The "check" section contains several command runs that will be executed on the database device under test. "command" and "argument" describe what to run, and the optional "result" describes the expected outcome. It will be compared against the actual result, to determine if the test was successful. Multiple commands are run in sequence.

The "teardown" section is optional, and will be run after the "check" section. If any modification is made to the database, this should be implemented in order to restore the database as far as possible, so that the test doesn't interfere with any other tests. At least in the case of the C++ database, we can't wipe it completely between tests so make sure to remove anything that was added by the test.

**Protip**: getting the "teardown" right and not forgetting something in the database can be tricky. However you can check this by setting the env var `PYTANGO_DATABASE_NAME=/tmp/test.sqlite` when running the tests. That will cause the test database to be stored on disk instead of memory, and allows you to inspect the contents of the database afterwards, e.g. using `sqlite3`. Note that some tables such as `*_history` aren't possible to clean up via Tango.

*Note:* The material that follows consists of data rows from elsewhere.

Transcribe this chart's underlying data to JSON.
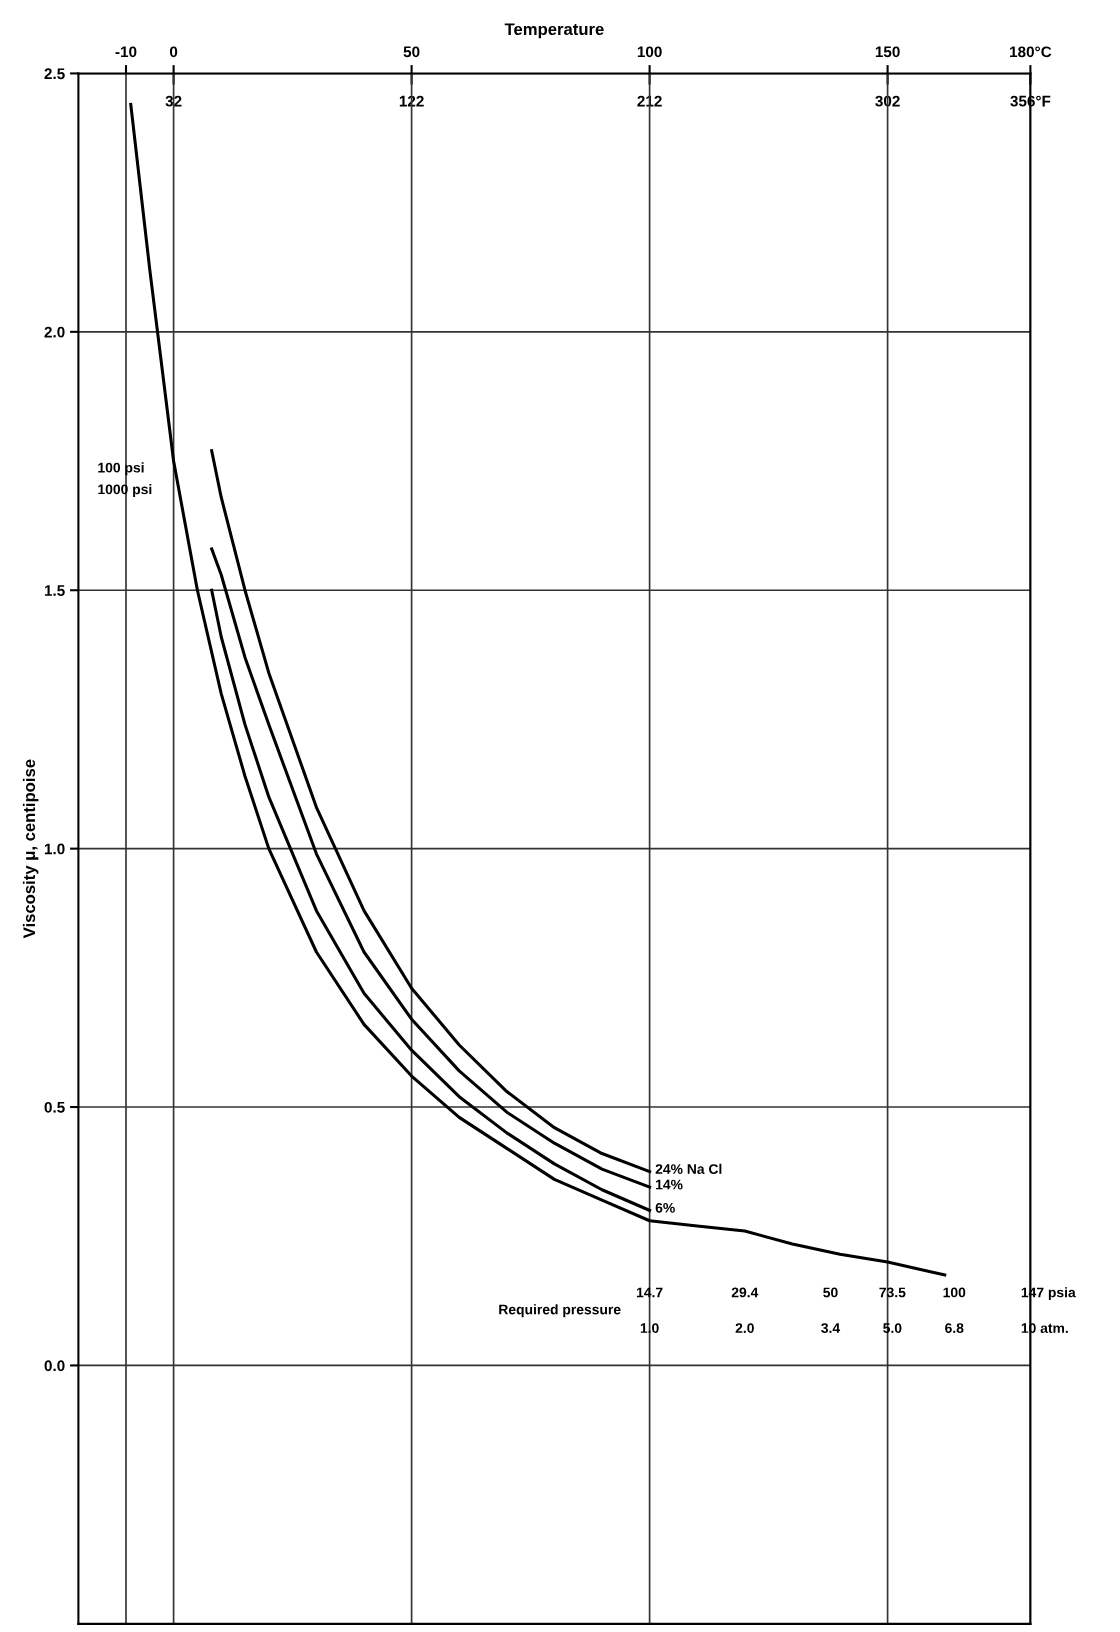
{
  "chart_data": {
    "type": "line",
    "xlabel": "Temperature",
    "ylabel": "Viscosity μ, centipoise",
    "xlim": [
      -20,
      180
    ],
    "xticks": [
      -10,
      0,
      50,
      100,
      150,
      {
        "value": 180,
        "label": "180°C"
      }
    ],
    "x2lim": [
      -4,
      356
    ],
    "x2ticks": [
      32,
      122,
      212,
      302,
      {
        "value": 356,
        "label": "356°F"
      }
    ],
    "ylim": [
      -0.5,
      2.5
    ],
    "yticks": [
      {
        "value": 0,
        "label": "0.0"
      },
      0.5,
      {
        "value": 1,
        "label": "1.0"
      },
      1.5,
      {
        "value": 2,
        "label": "2.0"
      },
      2.5
    ],
    "grid": true,
    "legend": false,
    "series": [
      {
        "color": "#000000",
        "x": [
          -9,
          -5,
          0,
          5,
          10,
          15,
          20,
          30,
          40,
          50,
          60,
          70,
          80,
          90,
          100,
          110,
          120,
          130,
          140,
          150,
          162
        ],
        "values": [
          2.44,
          2.12,
          1.75,
          1.5,
          1.3,
          1.14,
          1.0,
          0.8,
          0.66,
          0.56,
          0.48,
          0.42,
          0.36,
          0.32,
          0.28,
          0.27,
          0.26,
          0.235,
          0.215,
          0.2,
          0.175
        ]
      },
      {
        "name": "6%",
        "color": "#000000",
        "x": [
          8,
          10,
          15,
          20,
          30,
          40,
          50,
          60,
          70,
          80,
          90,
          100
        ],
        "values": [
          1.5,
          1.41,
          1.24,
          1.1,
          0.88,
          0.72,
          0.61,
          0.52,
          0.45,
          0.39,
          0.34,
          0.3
        ]
      },
      {
        "name": "14%",
        "color": "#000000",
        "x": [
          8,
          10,
          15,
          20,
          30,
          40,
          50,
          60,
          70,
          80,
          90,
          100
        ],
        "values": [
          1.58,
          1.53,
          1.37,
          1.24,
          0.99,
          0.8,
          0.67,
          0.57,
          0.49,
          0.43,
          0.38,
          0.345
        ]
      },
      {
        "name": "24% Na Cl",
        "color": "#000000",
        "x": [
          8,
          10,
          15,
          20,
          30,
          40,
          50,
          60,
          70,
          80,
          90,
          100
        ],
        "values": [
          1.77,
          1.68,
          1.5,
          1.34,
          1.08,
          0.88,
          0.73,
          0.62,
          0.53,
          0.46,
          0.41,
          0.375
        ]
      }
    ],
    "annotations": [
      "100 psi",
      "1000 psi",
      "Required pressure",
      "14.7",
      "1.0",
      "29.4",
      "2.0",
      "50",
      "3.4",
      "73.5",
      "5.0",
      "100",
      "6.8",
      "147 psia",
      "10 atm."
    ]
  }
}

There is another optional section, "setup" that is run before "check" and can be used in order to create prerequisites for the checks.

The test may also contain a "comment" field for extra information, and a boolean "skip" field which if `true` will cause the test to be skipped. At the time of writing, many command tests are still empty "stubs", set to be skipped.

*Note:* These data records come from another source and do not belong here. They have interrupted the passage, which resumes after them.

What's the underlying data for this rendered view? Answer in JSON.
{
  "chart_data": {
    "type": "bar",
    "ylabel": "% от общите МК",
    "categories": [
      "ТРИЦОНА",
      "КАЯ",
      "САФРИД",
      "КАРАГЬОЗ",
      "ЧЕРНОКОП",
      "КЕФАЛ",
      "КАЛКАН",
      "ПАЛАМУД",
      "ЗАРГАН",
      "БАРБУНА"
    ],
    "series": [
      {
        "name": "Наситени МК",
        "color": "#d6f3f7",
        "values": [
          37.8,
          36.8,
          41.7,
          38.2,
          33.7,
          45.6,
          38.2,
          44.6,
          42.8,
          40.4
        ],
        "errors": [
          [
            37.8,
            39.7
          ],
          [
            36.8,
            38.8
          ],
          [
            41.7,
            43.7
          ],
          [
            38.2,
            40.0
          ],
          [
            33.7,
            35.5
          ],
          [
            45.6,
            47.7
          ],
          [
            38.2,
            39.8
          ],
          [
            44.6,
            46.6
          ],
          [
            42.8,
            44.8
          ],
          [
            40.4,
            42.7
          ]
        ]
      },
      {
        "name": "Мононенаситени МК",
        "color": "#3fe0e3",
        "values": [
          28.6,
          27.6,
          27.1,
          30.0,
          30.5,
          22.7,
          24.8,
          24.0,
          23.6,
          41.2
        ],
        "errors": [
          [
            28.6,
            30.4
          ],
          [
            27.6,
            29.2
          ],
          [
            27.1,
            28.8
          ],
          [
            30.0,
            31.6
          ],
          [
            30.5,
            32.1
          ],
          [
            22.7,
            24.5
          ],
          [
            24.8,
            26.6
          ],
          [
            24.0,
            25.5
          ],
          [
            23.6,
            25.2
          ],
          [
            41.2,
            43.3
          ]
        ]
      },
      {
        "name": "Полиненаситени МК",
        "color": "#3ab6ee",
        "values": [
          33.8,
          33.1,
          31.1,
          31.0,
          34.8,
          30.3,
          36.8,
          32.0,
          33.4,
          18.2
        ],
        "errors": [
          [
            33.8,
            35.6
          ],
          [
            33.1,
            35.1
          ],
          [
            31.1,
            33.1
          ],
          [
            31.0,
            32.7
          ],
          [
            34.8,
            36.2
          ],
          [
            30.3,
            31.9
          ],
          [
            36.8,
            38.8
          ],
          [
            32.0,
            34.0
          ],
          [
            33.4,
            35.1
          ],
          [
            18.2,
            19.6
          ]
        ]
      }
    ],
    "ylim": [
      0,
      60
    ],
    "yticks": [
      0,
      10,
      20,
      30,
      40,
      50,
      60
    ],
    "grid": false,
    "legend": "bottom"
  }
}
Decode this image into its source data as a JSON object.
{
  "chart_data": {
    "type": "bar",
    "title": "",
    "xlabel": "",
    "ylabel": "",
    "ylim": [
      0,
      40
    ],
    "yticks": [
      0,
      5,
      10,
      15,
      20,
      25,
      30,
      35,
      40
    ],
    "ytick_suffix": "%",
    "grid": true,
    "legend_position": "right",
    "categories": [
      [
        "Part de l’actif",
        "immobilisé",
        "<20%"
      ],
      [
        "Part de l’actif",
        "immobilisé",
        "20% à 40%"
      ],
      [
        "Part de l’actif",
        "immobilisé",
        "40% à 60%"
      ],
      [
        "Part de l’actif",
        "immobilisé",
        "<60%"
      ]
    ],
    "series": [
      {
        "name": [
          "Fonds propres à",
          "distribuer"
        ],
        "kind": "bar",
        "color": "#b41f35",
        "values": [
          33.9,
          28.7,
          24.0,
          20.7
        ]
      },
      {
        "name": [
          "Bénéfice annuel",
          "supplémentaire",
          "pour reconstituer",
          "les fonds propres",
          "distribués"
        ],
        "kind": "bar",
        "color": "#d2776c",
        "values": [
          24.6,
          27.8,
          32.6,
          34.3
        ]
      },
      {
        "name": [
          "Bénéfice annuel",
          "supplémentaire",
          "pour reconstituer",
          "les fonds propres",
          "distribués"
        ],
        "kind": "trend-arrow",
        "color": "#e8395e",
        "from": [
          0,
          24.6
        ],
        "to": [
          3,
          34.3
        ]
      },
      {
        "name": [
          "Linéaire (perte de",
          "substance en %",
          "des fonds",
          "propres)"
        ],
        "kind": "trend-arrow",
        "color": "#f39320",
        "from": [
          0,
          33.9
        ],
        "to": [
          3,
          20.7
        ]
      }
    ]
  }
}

If a test is failing on one of the implementations, it can be marked as `xfail` by adding the field `expected_to_fail_on`.
This field shall be a list where each entry is either:

- a backend string: `cppdb` or `pydb`
- a dict with: `backend` set to `cppdb` or `pydb`, and an optional boolean `strict`

Examples:

```json
"expected_to_fail_on": ["cppdb"]
```

```json
"expected_to_fail_on": [
    {
        "backend": "cppdb",
        "strict": false
    }
]
```

If `strict` is omitted, it defaults to `true`.
Don't forget to add a comment explaining why this test is expected to fail and/or a link to an issue.


### Check

The check section also has a few more features:

`result` is a list or a string, depending on the type returned by the command. Items in the list are usually strings, but sometimes it can be useful to match them in a less exact way, when we only care about the "format" of the item:

* `null` means we don't care what the item is, it matches anything.
* `{"regexp": "a.*"}` is an example of a *regular expression* matching any string starting with "a".
* `{"timestamp": "%Y-%m-%d"}` matches any date in ISO format e.g. "2024-10-01". The matcher uses ordinary *strptime* syntax.

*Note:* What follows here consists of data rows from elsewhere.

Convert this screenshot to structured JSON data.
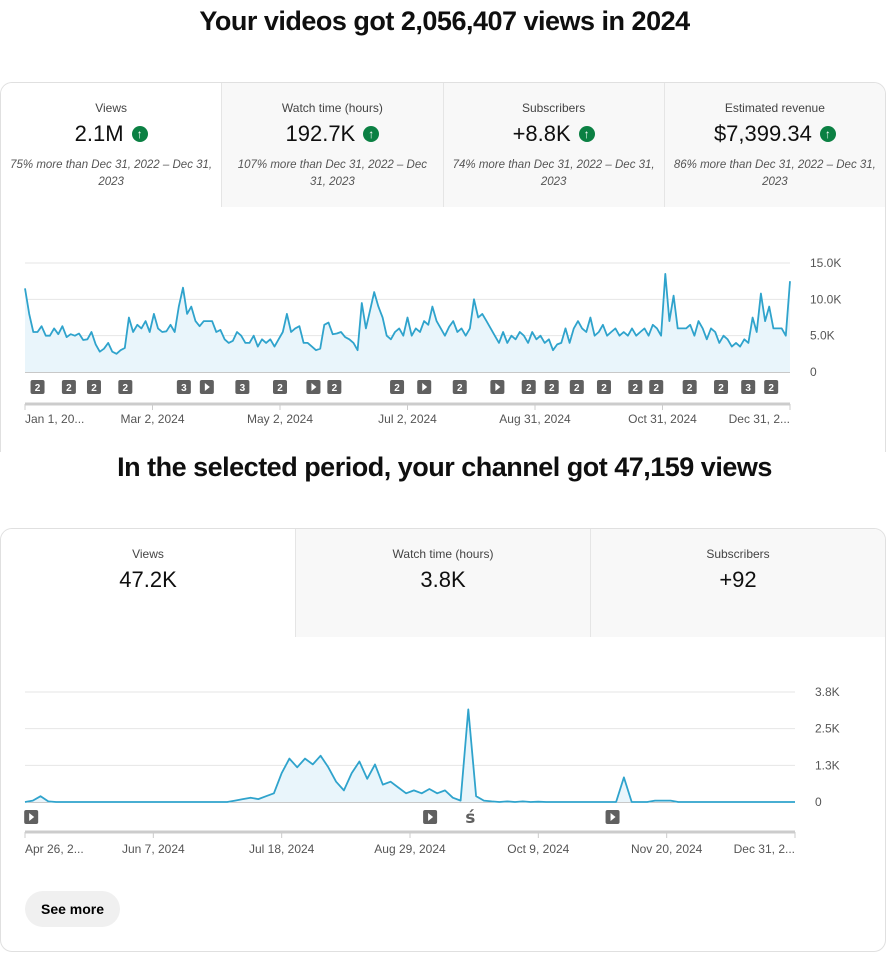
{
  "section1": {
    "title": "Your videos got 2,056,407 views in 2024",
    "tabs": [
      {
        "label": "Views",
        "value": "2.1M",
        "compare": "75% more than Dec 31, 2022 – Dec 31, 2023"
      },
      {
        "label": "Watch time (hours)",
        "value": "192.7K",
        "compare": "107% more than Dec 31, 2022 – Dec 31, 2023"
      },
      {
        "label": "Subscribers",
        "value": "+8.8K",
        "compare": "74% more than Dec 31, 2022 – Dec 31, 2023"
      },
      {
        "label": "Estimated revenue",
        "value": "$7,399.34",
        "compare": "86% more than Dec 31, 2022 – Dec 31, 2023"
      }
    ],
    "up_icon": "↑"
  },
  "section2": {
    "title": "In the selected period, your channel got 47,159 views",
    "tabs": [
      {
        "label": "Views",
        "value": "47.2K"
      },
      {
        "label": "Watch time (hours)",
        "value": "3.8K"
      },
      {
        "label": "Subscribers",
        "value": "+92"
      }
    ],
    "see_more": "See more"
  },
  "chart_data": [
    {
      "type": "area",
      "title": "Views",
      "ylabels": [
        "15.0K",
        "10.0K",
        "5.0K",
        "0"
      ],
      "ylim": [
        0,
        15000
      ],
      "xlabels": [
        "Jan 1, 20...",
        "Mar 2, 2024",
        "May 2, 2024",
        "Jul 2, 2024",
        "Aug 31, 2024",
        "Oct 31, 2024",
        "Dec 31, 2..."
      ],
      "values_k": [
        11.5,
        8,
        5.5,
        5.5,
        6.3,
        5,
        5,
        6,
        5.2,
        6.3,
        4.8,
        5.2,
        5,
        5.3,
        4.4,
        4.5,
        5.5,
        3.8,
        2.8,
        3.2,
        4,
        2.8,
        2.5,
        3,
        3.3,
        7.5,
        5.5,
        6.5,
        6,
        7,
        5.5,
        8,
        6,
        5.5,
        5.6,
        6.5,
        5.5,
        9,
        11.6,
        8,
        9,
        7,
        6.3,
        7,
        7,
        7,
        5.5,
        5.8,
        4.5,
        4,
        4.3,
        5.5,
        5,
        4,
        4,
        5,
        3.5,
        4.5,
        4,
        4.5,
        3.5,
        4.5,
        5.5,
        8,
        5.5,
        6,
        6.3,
        4,
        4,
        3.5,
        3,
        3.2,
        6.5,
        6.8,
        5.2,
        5.3,
        5.5,
        4.8,
        4.5,
        4,
        3,
        9.5,
        6,
        8.5,
        11,
        9,
        7.5,
        5,
        4.5,
        5.5,
        6,
        5,
        7.5,
        5,
        6,
        5.5,
        7,
        6.5,
        9,
        7,
        6,
        5,
        6.2,
        7,
        5.5,
        6,
        5,
        6,
        10,
        7.5,
        8,
        7,
        6,
        5,
        4,
        5.5,
        4,
        5,
        4.5,
        5.5,
        5,
        4,
        5.5,
        4.5,
        5,
        4,
        4.5,
        3,
        3.8,
        4,
        6,
        4,
        6,
        7,
        6,
        5.5,
        7.5,
        5,
        5.5,
        6.5,
        5,
        5.5,
        6,
        5,
        5.5,
        5,
        6,
        5,
        5.5,
        6,
        5,
        6.5,
        6,
        5,
        13.5,
        7,
        10.5,
        6,
        6,
        6,
        6.5,
        5,
        7,
        6,
        4.5,
        6,
        5.5,
        4,
        5,
        4.5,
        3.5,
        4,
        3.5,
        4.5,
        4,
        7.5,
        5.5,
        10.8,
        7,
        9,
        6,
        6,
        6,
        5,
        12.5
      ],
      "markers": [
        {
          "day": 6,
          "label": "2"
        },
        {
          "day": 21,
          "label": "2"
        },
        {
          "day": 33,
          "label": "2"
        },
        {
          "day": 48,
          "label": "2"
        },
        {
          "day": 76,
          "label": "3"
        },
        {
          "day": 87,
          "label": "play"
        },
        {
          "day": 104,
          "label": "3"
        },
        {
          "day": 122,
          "label": "2"
        },
        {
          "day": 138,
          "label": "play"
        },
        {
          "day": 148,
          "label": "2"
        },
        {
          "day": 178,
          "label": "2"
        },
        {
          "day": 191,
          "label": "play"
        },
        {
          "day": 208,
          "label": "2"
        },
        {
          "day": 226,
          "label": "play"
        },
        {
          "day": 241,
          "label": "2"
        },
        {
          "day": 252,
          "label": "2"
        },
        {
          "day": 264,
          "label": "2"
        },
        {
          "day": 277,
          "label": "2"
        },
        {
          "day": 292,
          "label": "2"
        },
        {
          "day": 302,
          "label": "2"
        },
        {
          "day": 318,
          "label": "2"
        },
        {
          "day": 333,
          "label": "2"
        },
        {
          "day": 346,
          "label": "3"
        },
        {
          "day": 357,
          "label": "2"
        }
      ],
      "days": 366
    },
    {
      "type": "area",
      "title": "Views",
      "ylabels": [
        "3.8K",
        "2.5K",
        "1.3K",
        "0"
      ],
      "ylim": [
        0,
        3800
      ],
      "xlabels": [
        "Apr 26, 2...",
        "Jun 7, 2024",
        "Jul 18, 2024",
        "Aug 29, 2024",
        "Oct 9, 2024",
        "Nov 20, 2024",
        "Dec 31, 2..."
      ],
      "values_k": [
        0,
        0.05,
        0.2,
        0.02,
        0,
        0,
        0,
        0,
        0,
        0,
        0,
        0,
        0,
        0,
        0,
        0,
        0,
        0,
        0,
        0,
        0,
        0,
        0,
        0,
        0,
        0,
        0,
        0.05,
        0.1,
        0.15,
        0.1,
        0.2,
        0.3,
        1,
        1.5,
        1.2,
        1.5,
        1.3,
        1.6,
        1.2,
        0.7,
        0.4,
        1,
        1.4,
        0.8,
        1.3,
        0.6,
        0.7,
        0.5,
        0.3,
        0.4,
        0.3,
        0.45,
        0.3,
        0.4,
        0.15,
        0.05,
        3.2,
        0.2,
        0.05,
        0.02,
        0,
        0.02,
        0,
        0.02,
        0,
        0.01,
        0,
        0,
        0,
        0,
        0,
        0,
        0,
        0,
        0,
        0,
        0.85,
        0,
        0,
        0,
        0.05,
        0.05,
        0.05,
        0,
        0,
        0,
        0,
        0,
        0,
        0,
        0,
        0,
        0,
        0,
        0,
        0,
        0,
        0,
        0
      ],
      "markers": [
        {
          "day": 2,
          "label": "play"
        },
        {
          "day": 131,
          "label": "play"
        },
        {
          "day": 144,
          "label": "shorts"
        },
        {
          "day": 190,
          "label": "play"
        }
      ],
      "days": 249
    }
  ],
  "colors": {
    "line": "#2fa3cc",
    "fill": "#e9f5fb",
    "up": "#0b8043",
    "marker": "#606060"
  }
}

Ordinary string values may contain special *template* syntax e.g. `{name}`. before matching, it will be substituted with the name of the current test. This is useful in order to name things uniquely, which simplifies tracking down cases of stuff being left in the database by mistake (which should be cleaned up in the "teardown" step). For now, only "name" is available.

`result_slice` takes a list of arguments, corresponding to the python `slice` builtin; "start", "stop" and "step". Each is an integer or `None`. This can be used to get only part of the result, in case it contains things we aren't interested in.